Consilience Ventures CEO Kevin Monserrat’s Advice On Building A Solid Foundation For Your Startup
Kevin Monserrat is a venture capitalist who got his start in life as a French firefighter.
No, there’s not a linear progression that takes one from being a firefighter to being the head of a VC, but there are a surprising number of parallels between the two professions. After all, when you are a firefighter you:
- Are genuinely trying to help people
- Are working around the clock
- Have to constantly learn
- Have to be brave
- Have to BE a firefighter — you can’t fake it.
Montserrat, who recently talked to me for an episode of my podcast, Back Yourself, translated his experience as a firefighter into a highly diverse career, which (so far) has included jobs as a purchaser, sales assistance, junior salesman for an American real estate company, online marketing consultant, and more.
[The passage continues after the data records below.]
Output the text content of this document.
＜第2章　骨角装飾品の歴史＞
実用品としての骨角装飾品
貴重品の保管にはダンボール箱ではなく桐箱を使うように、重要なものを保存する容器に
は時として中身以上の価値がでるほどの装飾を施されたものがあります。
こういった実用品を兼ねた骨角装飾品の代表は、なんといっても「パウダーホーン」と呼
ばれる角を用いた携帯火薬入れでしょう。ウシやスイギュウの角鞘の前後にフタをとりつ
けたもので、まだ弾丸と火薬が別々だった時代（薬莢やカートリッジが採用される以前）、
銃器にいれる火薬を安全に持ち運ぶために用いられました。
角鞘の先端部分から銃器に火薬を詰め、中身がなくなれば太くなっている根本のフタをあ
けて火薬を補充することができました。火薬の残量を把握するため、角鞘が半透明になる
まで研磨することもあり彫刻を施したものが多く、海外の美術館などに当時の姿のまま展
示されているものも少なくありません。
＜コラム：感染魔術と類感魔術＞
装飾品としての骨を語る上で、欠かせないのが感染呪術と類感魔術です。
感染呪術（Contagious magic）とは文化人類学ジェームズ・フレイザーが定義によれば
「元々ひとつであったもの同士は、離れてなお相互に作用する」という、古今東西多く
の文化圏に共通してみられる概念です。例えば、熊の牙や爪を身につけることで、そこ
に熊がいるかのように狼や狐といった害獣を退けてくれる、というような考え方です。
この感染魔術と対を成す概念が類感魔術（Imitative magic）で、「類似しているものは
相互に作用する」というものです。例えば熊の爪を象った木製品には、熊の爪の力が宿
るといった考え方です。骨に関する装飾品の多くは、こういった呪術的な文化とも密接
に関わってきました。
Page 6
His career really took off in 2014, when he landed a role as head of business development and partnership at Ztudium and then became a VC relations and deal-flow manager for Microsoft.
Like So Many Before Him, Montserrat Found The Best Way To Learn About VC Was To Be In VC
The role at Microsoft was key, as it thrust Monserrat into the competitive world of VC. There, Montserrat built an ecosystem to accelerate startups and corporate innovation, working with more than 200 VCs globally. Along the way, he learned highly detailed intelligence about the workings of startups, what makes them succeed, and why they might fail.
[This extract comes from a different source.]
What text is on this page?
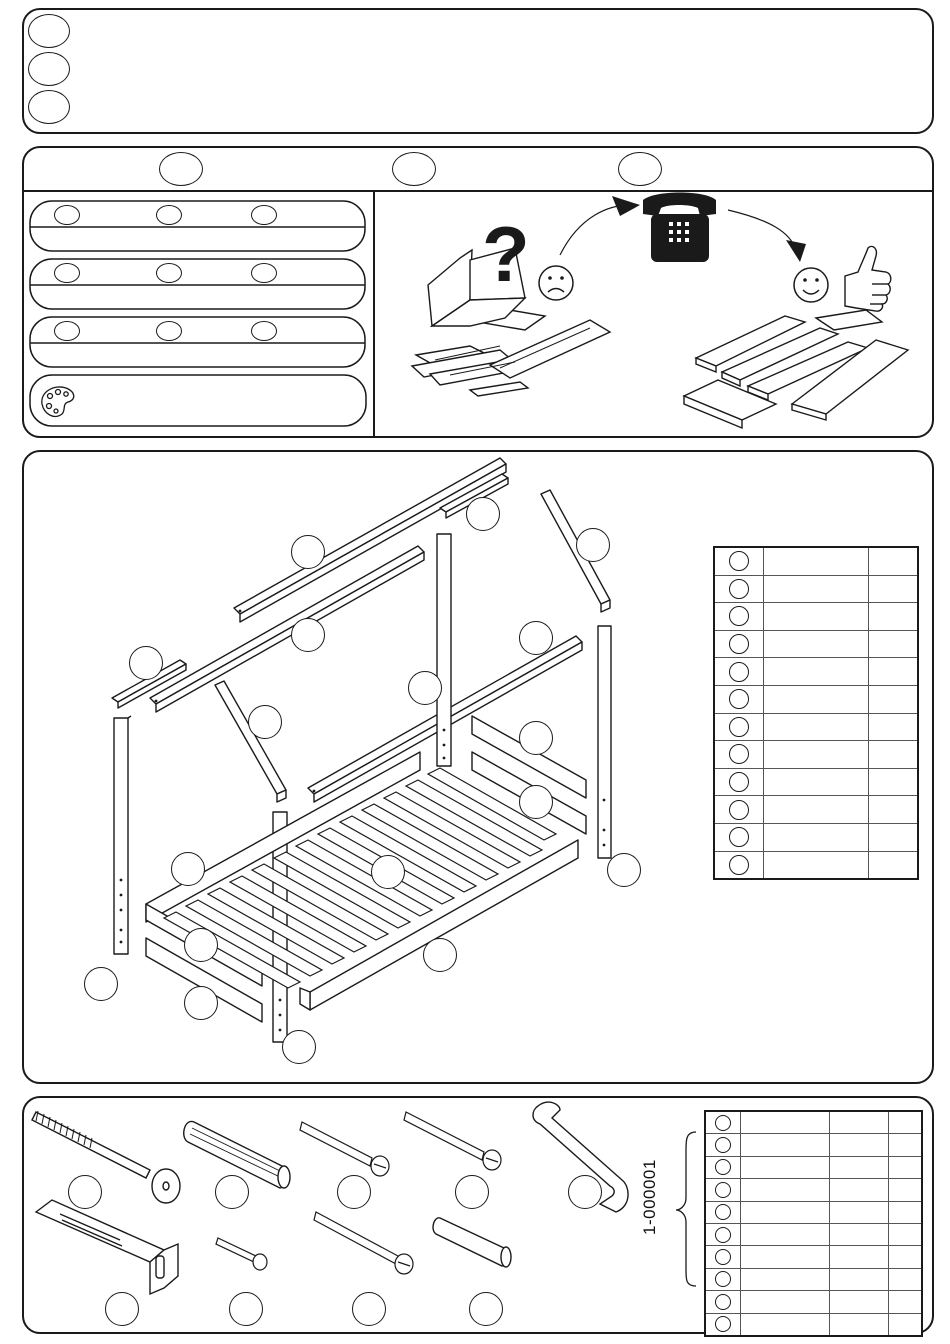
?

1-000001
In 2018, Montserrat left Microsoft to launch his own startup, PK2M, a U.K. FCA authorised fintech which is building a unique venture capital marketplace. That led, just a few months later, to the founding of another company, Consilience Ventures, which is a global data-driven VC economy using its own digital currency to invest in carefully selected B2B start-ups from pre-seed to Series A.
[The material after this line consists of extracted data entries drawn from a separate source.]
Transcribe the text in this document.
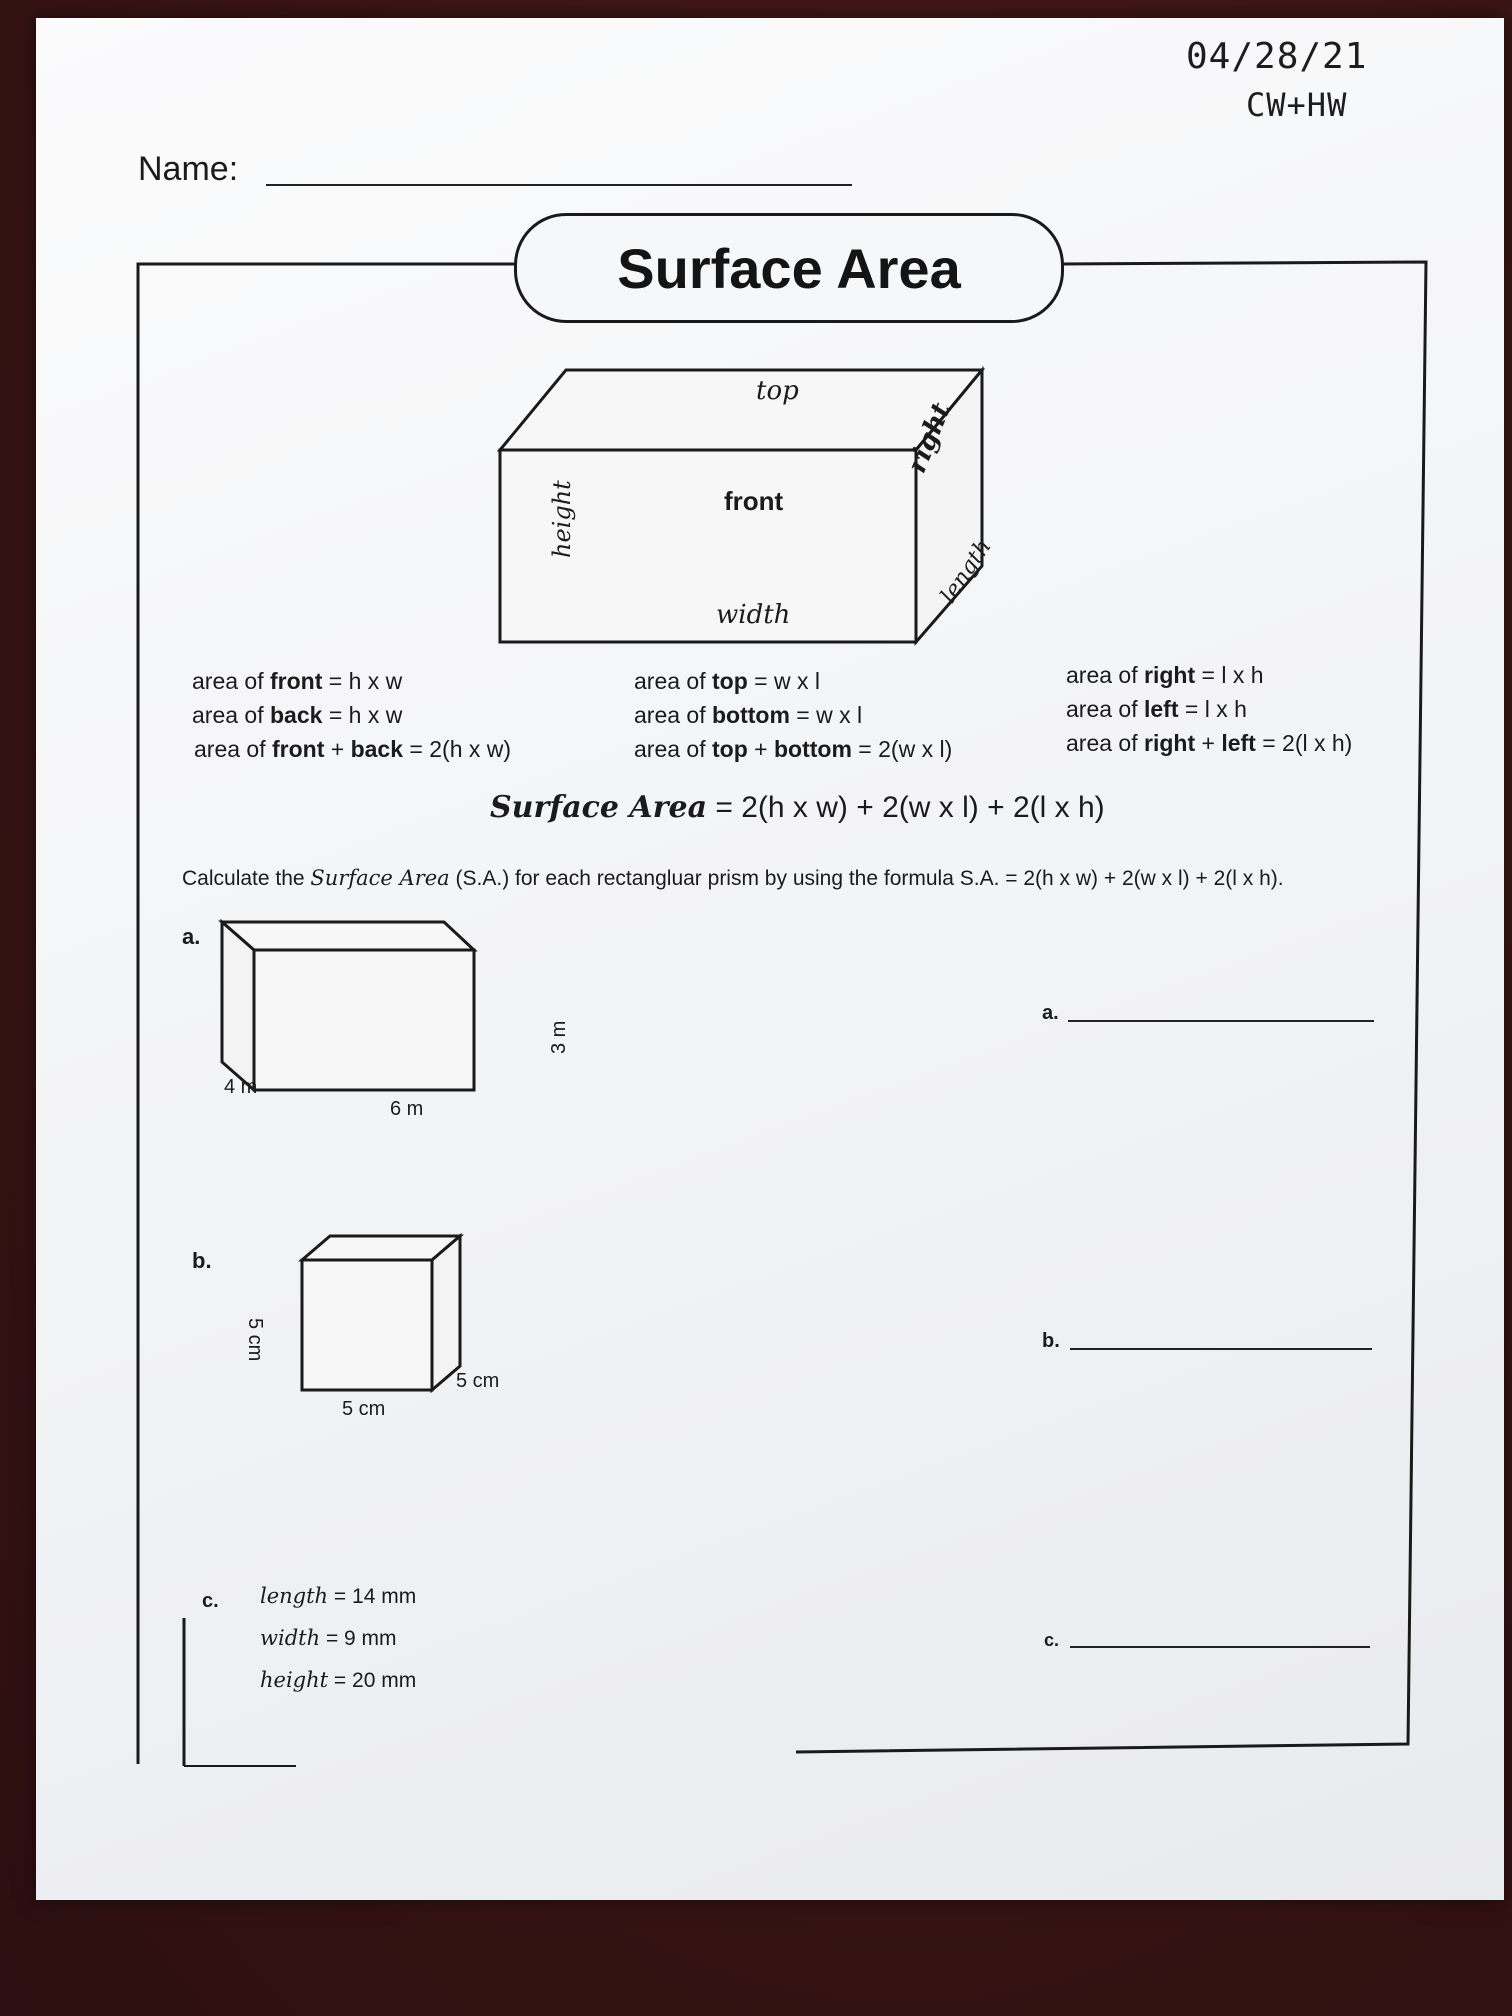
04/28/21
CW+HW
Name:
Surface Area
top
front
right
height
width
length
area of front = h x w
area of back = h x w
area of front + back = 2(h x w)
area of top = w x l
area of bottom = w x l
area of top + bottom = 2(w x l)
area of right = l x h
area of left = l x h
area of right + left = 2(l x h)
Surface Area = 2(h x w) + 2(w x l) + 2(l x h)
Calculate the Surface Area (S.A.) for each rectangluar prism by using the formula S.A. = 2(h x w) + 2(w x l) + 2(l x h).
a.
4 m
6 m
3 m
a.
b.
5 cm
5 cm
5 cm
b.
c. length = 14 mm
width = 9 mm
height = 20 mm
c.
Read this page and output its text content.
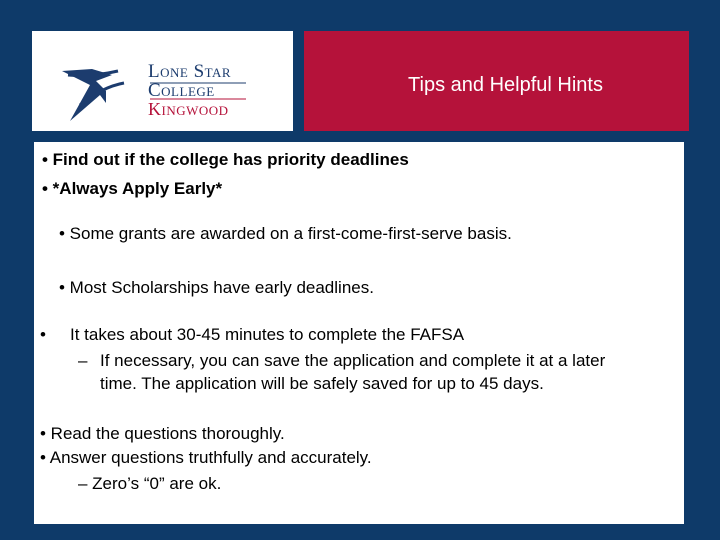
Lone Star
College
Kingwood
Tips and Helpful Hints
• Find out if the college has priority deadlines
• *Always Apply Early*
• Some grants are awarded on a first-come-first-serve basis.
• Most Scholarships have early deadlines.
• It takes about 30-45 minutes to complete the FAFSA
– If necessary, you can save the application and complete it at a later
time. The application will be safely saved for up to 45 days.
• Read the questions thoroughly.
• Answer questions truthfully and accurately.
– Zero’s “0” are ok.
Why Would Anyone Leave The Security Of A Microsoft For The Insecurity Of A Startup?
When he went to Microsoft, he was not looking to pad his CV with flashy corporate logos. From his early days, when he went to the U.S. to learn English and wound up working for a real estate company, Montserrat has sought unique and oftentimes uncomforting experiences, which has set the stage for him to excel in the uncertain world of startups.
“I have been this way for a very long time,” he said. “I was not looking to work for a large company. I was not really looking for that level of certainty. I am much more excited by the journey rather than the actual object.”
With two startups under his belt, and more likely on the horizon, Montserrat is in a good position to offer advice about running a startup.
4 Key Details Every Startup Should Focus On
- Surround yourself with people who can support you. As Monserrat notes, much of the success of a startup is due to the startup owner’s support structure, which for him is his wife and a few close friends in London.
- Ask yourself how hard what you are going to do is. If it is not hard, it is probably not worth the effort. Easy is boring, and easy almost never works for startups.
- Measure what kind of risk you are ready to take and be prepared for the worst.
- Make sure you enjoy your job and the people you are working with, because the startup journey will take you through difficult storms. If you are not surrounded by people you would like to go through a storm with, then there is no point in creating that company. If you are not enjoying every single second, then it is not worth it.
Don’t Be Fooled By Access To Capital
Monserrat has a warning for startups seeking capital: Getting capital does not validate your business idea, your model, or anything else that is really important.
“Don’t be fooled by access to capital,” he said. “Raising money is never business model validation. It just means that people have some faith in you and what you are building. The only thing that validates a business model is the ability to get profit.”
Kevin Monserrat marshaled a wildly diverse background into a career focused on VC and startups. Along the way, he learned the value of supportive partners, the false promise of access to capital, and details that every startup should focus on.